The Solo 401(k) Plan
There are still many sole proprietors or people who have a side hustle that do not realize a 401(k) plan is available for business of one (or one plus your spouse) called a Solo 401(k). Sometimes you’ll hear these referenced as an Individual(k) plan as well.
With the Solo 401(k) plan, you are eligible to make elective deferrals of your salary just as you would if you were working for a large corporation. That means you’ll be able to contribute as much as $19,000 in 2019 for elective deferrals and make a catch-up contribution of $6,000 if you were born in the year 1969 or earlier (50 or older). Even if you are sole proprietor and make net income only, you are still eligible to make these elective deferral contributions.
In addition, you can also make something called ‘profit sharing’ contributions just as large employers make today. For 2019, you can make profit sharing contributions to the extent that it gets your total elective deferrals and profit-sharing contributions to a maximum of $56,000. For small businesses where you take a salary, the profit-sharing contribution is 25% of your salary, and for sole proprietors it is 20% of your business net income.

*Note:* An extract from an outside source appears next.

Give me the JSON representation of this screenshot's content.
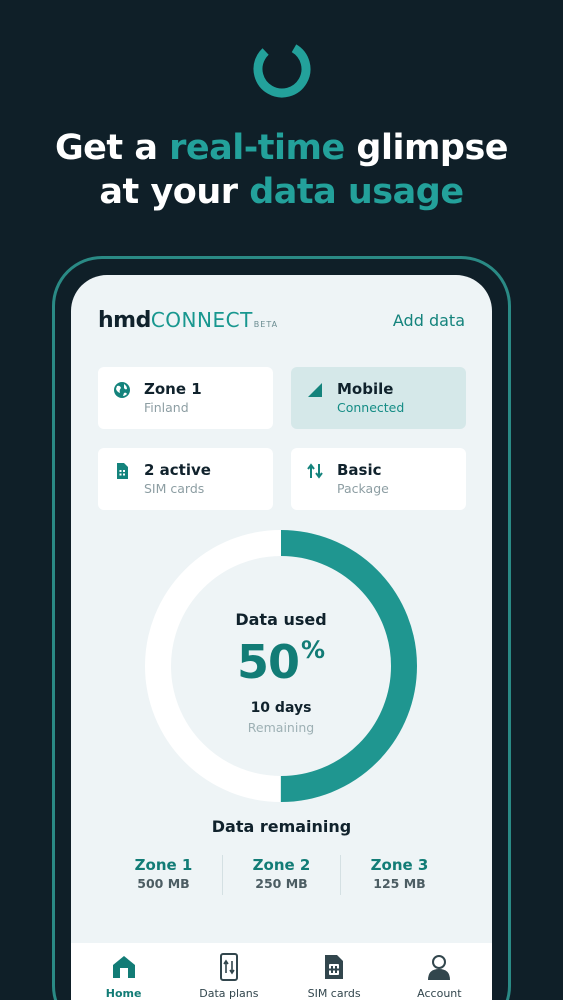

One of the advantages of the Solo 401(k) versus the SEP and SIMPLE plans is that you can borrow on your 401(k) just as you could if you worked for a large company. It isn’t recommended to borrow on your 401(k) unless it is a last resort, but you can borrow up to 50% of your 401(k) to a maximum of $50,000. Remember, with a Solo 401(k), your spouse or partner can be on payroll as well and be a participant in this type of retirement plan, and these plans for the employee portion of contributions must be set up and funded by 12/31 in the calendar year you plan to contribute to them. Profit sharing contributions can be made the following calendar year up until the time you file your corporate taxes.
Investment options tend to be more limited with a Solo 401(k) unless you can find a plan that will allow you to set up a self directed brokerage account. You will generally be limited to what you can do by the fund family where you set up the plan.
Ted Jenkin, CFP®, AAMS®, AWMA®, CRPC®, CMFC®, CRPS®
CEO and Founder oXYGen Financial, Inc.